00:42:28.000But I don't just make the case from the standpoint of the constitutional principles, but one of the things I think we don't talk about enough in our movement is the culture that produced that constitution in the first place.
00:42:40.000And what I call for in this book, certainly closing the book out with, is a revival of the constitutional culture, not just the founding principles, which I'm all in favor of.
00:42:49.000But the culture of the guys who were pioneers, explorers, the unafraid, the people who wouldn't Particularly look kindly upon a U.S. president apologizing for who we are at every step, but to say that we're not going to apologize for our exceptionalism.
00:43:02.000CNN, yeah, Biden making formal apology to Native Americans for government's role in abusive Indian boarding school system.
00:43:23.000The real abuse was when they basically said to Native Americans, you know, your culture, you've got to assimilate, you've got to sort of cast off, stop learning your language, whether it be Navajo or whatever.
00:43:34.000Paiute is some of the tribes that we knew, but...
00:43:37.000But the question is not whether the thing he's talking about is true or not, because there are millions of true things you could choose to talk about.
00:43:43.000But when your filter is always the filter of what causes you to apologize for who we are as Americans, that actually ends up creating a falsehood, even if it's not about the Native Americans here.
00:43:52.000The falsehood is somehow that we're a flawed and permanently damned nation, and we're not.
00:43:56.000So this book Truths, it's doing very, very well, and people are talking about it.
00:44:01.000And so Vivek, what is a truth that is not in the book, that since publication you wish you would have added or you think is very important?
00:44:10.000So there's a chapter that ended up just for space and for a lot of reasons having to sort of condense, which is my chapter in the book called Facts Are Not Conspiracies.
00:44:20.000And I go through, I had to pick which ones I wanted to go deep on.
00:44:25.000The spiciest example, let's just say, that I go deep on is actually the details and some of the underbelly of the Gretchen Whitmer kidnapping plot or the alleged Gretchen Whitmer kidnapping plot and what was actually going on in many of the people who were acquitted at trial on the basis of government-led entrapment.

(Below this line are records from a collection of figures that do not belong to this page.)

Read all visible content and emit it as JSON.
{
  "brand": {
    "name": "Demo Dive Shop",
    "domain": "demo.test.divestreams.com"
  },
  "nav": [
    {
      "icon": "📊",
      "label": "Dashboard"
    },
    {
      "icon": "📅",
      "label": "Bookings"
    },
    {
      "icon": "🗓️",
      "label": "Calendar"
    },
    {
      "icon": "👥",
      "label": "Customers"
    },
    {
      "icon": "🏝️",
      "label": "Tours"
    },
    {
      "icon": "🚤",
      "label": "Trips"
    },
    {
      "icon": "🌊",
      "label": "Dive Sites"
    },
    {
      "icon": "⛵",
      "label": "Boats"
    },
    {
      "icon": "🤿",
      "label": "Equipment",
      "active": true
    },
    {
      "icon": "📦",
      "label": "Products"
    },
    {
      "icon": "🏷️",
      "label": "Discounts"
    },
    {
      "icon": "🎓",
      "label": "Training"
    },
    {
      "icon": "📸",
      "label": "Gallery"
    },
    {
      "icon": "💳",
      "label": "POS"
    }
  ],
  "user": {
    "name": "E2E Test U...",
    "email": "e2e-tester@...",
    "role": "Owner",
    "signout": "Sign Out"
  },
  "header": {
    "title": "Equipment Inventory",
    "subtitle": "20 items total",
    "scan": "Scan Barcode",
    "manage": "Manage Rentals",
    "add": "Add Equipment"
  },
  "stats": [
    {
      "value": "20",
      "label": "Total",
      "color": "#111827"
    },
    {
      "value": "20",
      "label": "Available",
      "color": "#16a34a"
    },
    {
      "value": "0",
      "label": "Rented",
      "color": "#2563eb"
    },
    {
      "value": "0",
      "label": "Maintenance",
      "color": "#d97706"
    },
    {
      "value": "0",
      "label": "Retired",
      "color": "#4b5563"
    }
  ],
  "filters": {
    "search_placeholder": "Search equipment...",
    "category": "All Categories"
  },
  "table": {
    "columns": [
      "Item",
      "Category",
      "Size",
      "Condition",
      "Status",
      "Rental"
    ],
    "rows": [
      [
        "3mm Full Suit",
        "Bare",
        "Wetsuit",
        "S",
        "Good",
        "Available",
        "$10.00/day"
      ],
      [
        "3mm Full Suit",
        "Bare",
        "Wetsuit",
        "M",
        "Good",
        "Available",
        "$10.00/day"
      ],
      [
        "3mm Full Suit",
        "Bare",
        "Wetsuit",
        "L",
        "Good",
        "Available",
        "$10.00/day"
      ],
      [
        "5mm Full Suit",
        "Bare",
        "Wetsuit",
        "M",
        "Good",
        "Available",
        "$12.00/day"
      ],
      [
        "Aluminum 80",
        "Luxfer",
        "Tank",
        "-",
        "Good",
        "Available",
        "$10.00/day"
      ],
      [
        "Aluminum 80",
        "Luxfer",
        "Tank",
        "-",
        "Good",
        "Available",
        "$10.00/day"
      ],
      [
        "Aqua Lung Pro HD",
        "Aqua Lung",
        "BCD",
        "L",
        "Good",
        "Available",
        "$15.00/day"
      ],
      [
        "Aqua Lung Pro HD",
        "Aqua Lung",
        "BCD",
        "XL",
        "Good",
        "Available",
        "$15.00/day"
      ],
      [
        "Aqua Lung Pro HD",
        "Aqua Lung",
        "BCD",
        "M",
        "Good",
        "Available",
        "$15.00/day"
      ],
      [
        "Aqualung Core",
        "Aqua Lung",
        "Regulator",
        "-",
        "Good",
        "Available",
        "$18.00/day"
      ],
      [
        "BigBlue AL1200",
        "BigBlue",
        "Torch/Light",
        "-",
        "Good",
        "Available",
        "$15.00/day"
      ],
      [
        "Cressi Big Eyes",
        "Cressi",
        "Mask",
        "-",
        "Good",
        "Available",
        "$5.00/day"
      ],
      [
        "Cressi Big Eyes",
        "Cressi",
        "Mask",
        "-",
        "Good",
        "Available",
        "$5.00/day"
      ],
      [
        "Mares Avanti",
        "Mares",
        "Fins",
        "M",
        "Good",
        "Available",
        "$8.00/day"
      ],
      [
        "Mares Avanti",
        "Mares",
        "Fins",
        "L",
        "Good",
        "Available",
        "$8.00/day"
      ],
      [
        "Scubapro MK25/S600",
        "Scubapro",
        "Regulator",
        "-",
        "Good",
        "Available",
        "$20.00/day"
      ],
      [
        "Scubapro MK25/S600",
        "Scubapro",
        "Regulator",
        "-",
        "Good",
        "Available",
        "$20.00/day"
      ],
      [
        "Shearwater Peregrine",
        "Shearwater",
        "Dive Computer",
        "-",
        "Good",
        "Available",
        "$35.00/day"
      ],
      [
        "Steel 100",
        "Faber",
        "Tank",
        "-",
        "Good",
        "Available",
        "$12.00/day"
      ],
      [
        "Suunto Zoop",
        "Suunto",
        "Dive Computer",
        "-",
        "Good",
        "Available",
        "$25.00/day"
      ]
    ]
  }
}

00:44:41.000And I think that we get to the doorstep in that chapter of the book of What is really an ugly underbelly of a lasting decades-long relationship between particularly federal law enforcement and supposedly the bad guys who they're going after.
00:44:57.000And I think we don't talk about that enough in our country, and probably I didn't talk about it enough in this book itself.
00:45:02.000But it didn't feel like now was exactly the time and place to do it, though I probably do more of that in this book than anybody else has done in a book written in the last decade.
00:45:10.000And so I couldn't write a book called Truths without at least touching on that set of issues, and I used the Gretchen Whitmer kidnapping plot.
00:45:19.000Oh man, that's a great one to talk about.
00:45:21.000I mean, it's part of the public record in cases.
00:45:24.000So you could stick to the hard facts without having to extrapolate or speculate.
00:45:27.000There's nothing that I think anybody who is even inclined to say that I'm extrapolating or stretching facts is going to be able to point to something in that chapter and say that, oh, I was sort of speculating.
00:45:37.000But I started with the hard factual record there to at least open people's eyes to ask questions in other situations where they may have been taught to keep it to themselves.
00:45:46.000Vivek Ramaswamy, the book is Truths, The Future of America First.
00:45:48.000I can say Vivek is spending a lot of his time, his money, his treasure, and energy to get Trump elected.